O'Connor, a graduate of the Iowa Writers' Workshop, debuted with the novel Wise Blood (Harcourt, Brace) in 1952, and went on to publish the short story collection A Good Man Is Hard to Find (Harcourt, Brace, 1955) and another novel, The Violent Bear It Away (Farrar, Straus and Cudahy, 1960), before her death at thirty-nine, from complications of lupus, in 1964. Her story collection Everything That Rises Must Converge (Farrar, Straus and Giroux) was released posthumously in 1965. Her letters to fellow literary luminaries, as well as essays and reviews, have also been collected for publication over the years.

All entries to Shenandoah's contest will be considered for publication in the special issue, and there is no length restriction on pieces. Reviews, photographs, and works of visual art are also eligible for the contest.

 

Spectrum of Genres Represented in Guardian First Book Award Longlist

The U.K. newspaper the Guardian announced today the ten semifinalists for its 2009 First Book Award. The winner, whose book will be selected from a field of poetry, fiction, memoir, and nonfiction works, will receive ten thousand pounds (approximately sixteen thousand dollars).

The longlisted authors are:
Eleanor Catton for her novel The Rehearsal (Granta)

Petina Gappah for her short story collection An Elegy for Easterly (Faber and Faber)

Samantha Harvey for her novel The Wilderness (Jonathan Cape)

Siân Hughes for her poetry collection The Missing (Salt Publishing)

Reif Larsen for his novel The Selected Works of T. S. Spivet (Harvill)

Ali Shaw for her novel The Girl With Glass Feet (Atlantic)

Gabriel Weston for her memoir Direct Red (Jonathan Cape)

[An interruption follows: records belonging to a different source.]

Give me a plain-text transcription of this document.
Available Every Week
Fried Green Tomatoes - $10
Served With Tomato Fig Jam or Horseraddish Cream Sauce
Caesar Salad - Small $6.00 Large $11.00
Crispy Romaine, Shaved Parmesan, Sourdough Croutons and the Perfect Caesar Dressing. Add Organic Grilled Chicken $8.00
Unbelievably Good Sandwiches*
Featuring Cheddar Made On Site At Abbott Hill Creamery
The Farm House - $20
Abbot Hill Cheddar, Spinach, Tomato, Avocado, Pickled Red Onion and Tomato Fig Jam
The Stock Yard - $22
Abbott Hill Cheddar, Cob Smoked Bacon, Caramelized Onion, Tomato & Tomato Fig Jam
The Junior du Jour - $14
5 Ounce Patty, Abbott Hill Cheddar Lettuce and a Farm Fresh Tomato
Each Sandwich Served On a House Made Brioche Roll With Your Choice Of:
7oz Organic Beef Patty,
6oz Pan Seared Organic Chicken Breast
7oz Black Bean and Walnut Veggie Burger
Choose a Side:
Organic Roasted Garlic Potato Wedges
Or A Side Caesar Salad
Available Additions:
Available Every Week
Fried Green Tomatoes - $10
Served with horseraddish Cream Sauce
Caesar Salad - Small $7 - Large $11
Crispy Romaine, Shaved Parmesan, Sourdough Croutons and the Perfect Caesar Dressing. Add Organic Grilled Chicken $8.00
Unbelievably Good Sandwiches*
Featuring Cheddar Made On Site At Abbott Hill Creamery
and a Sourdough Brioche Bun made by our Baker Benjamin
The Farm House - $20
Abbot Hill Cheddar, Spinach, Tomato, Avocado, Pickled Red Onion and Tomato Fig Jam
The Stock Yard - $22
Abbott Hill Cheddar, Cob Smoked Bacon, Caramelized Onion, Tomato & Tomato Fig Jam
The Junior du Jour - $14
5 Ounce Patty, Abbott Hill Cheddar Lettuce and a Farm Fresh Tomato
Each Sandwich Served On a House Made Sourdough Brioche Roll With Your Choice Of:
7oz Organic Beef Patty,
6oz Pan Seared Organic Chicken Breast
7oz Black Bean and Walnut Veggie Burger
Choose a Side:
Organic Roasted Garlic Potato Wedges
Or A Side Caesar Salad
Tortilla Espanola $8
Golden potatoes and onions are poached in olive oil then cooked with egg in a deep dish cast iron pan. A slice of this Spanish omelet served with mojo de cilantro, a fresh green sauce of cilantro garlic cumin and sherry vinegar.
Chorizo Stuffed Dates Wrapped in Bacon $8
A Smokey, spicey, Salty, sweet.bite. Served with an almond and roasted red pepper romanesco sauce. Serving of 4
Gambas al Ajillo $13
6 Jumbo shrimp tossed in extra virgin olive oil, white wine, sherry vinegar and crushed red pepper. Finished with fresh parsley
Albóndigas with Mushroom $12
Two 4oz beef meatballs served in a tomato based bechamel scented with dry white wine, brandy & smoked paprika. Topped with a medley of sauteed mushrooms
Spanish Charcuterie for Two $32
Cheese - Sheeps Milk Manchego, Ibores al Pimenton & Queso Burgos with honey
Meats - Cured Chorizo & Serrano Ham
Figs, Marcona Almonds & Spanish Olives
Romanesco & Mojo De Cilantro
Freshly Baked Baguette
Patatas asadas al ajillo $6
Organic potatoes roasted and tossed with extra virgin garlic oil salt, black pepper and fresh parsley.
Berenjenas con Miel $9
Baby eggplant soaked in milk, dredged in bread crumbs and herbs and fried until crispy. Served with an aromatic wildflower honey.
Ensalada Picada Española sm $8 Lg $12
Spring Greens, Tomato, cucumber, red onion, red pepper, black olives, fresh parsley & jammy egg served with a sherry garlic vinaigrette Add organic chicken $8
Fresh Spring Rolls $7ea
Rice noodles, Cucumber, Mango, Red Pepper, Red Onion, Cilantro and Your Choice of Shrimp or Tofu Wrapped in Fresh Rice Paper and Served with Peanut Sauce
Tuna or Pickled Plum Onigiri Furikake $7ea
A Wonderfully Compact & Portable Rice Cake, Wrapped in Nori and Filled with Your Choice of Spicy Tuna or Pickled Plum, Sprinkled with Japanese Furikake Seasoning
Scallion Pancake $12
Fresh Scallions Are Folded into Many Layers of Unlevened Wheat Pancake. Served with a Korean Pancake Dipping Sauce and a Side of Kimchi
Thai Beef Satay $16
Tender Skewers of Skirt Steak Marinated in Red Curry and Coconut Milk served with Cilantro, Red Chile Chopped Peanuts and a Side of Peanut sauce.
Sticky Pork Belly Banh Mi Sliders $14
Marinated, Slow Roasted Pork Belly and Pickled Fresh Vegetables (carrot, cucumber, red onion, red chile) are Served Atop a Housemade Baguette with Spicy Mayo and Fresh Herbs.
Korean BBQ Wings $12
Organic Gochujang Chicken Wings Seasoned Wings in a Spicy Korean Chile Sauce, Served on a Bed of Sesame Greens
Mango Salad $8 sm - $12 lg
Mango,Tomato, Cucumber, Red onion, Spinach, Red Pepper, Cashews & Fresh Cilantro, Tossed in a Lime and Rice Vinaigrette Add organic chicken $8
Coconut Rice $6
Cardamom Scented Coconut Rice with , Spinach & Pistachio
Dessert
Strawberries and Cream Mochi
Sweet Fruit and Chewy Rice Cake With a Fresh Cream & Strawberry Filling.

Three writers of nonfiction books were also selected as semifinalists. They are Edward Hollis for The Secret Lives of Buildings (Portobello), Graham Farmelo for The Strangest Man (Faber and Faber), and Michael Peel for A Swamp Full of Dollars (I. B. Tauris).

The judges for this year's prize are Claire Armitstead, Nadeem Aslam, John Gray, Tobias Hill, Martha Kearney, and Katharine Vinero. To aid in their selection of the winner, the judging panel will be offered commentary from five reading groups assembled by the U.K. bookstore Waterstone's. In November the group will reveal its shortlist of five authors and the winner will be announced in December.

The annual prize, past winners of which include Jonathan Safran Foer and Zadie Smith, is open to all debut authors writing in English.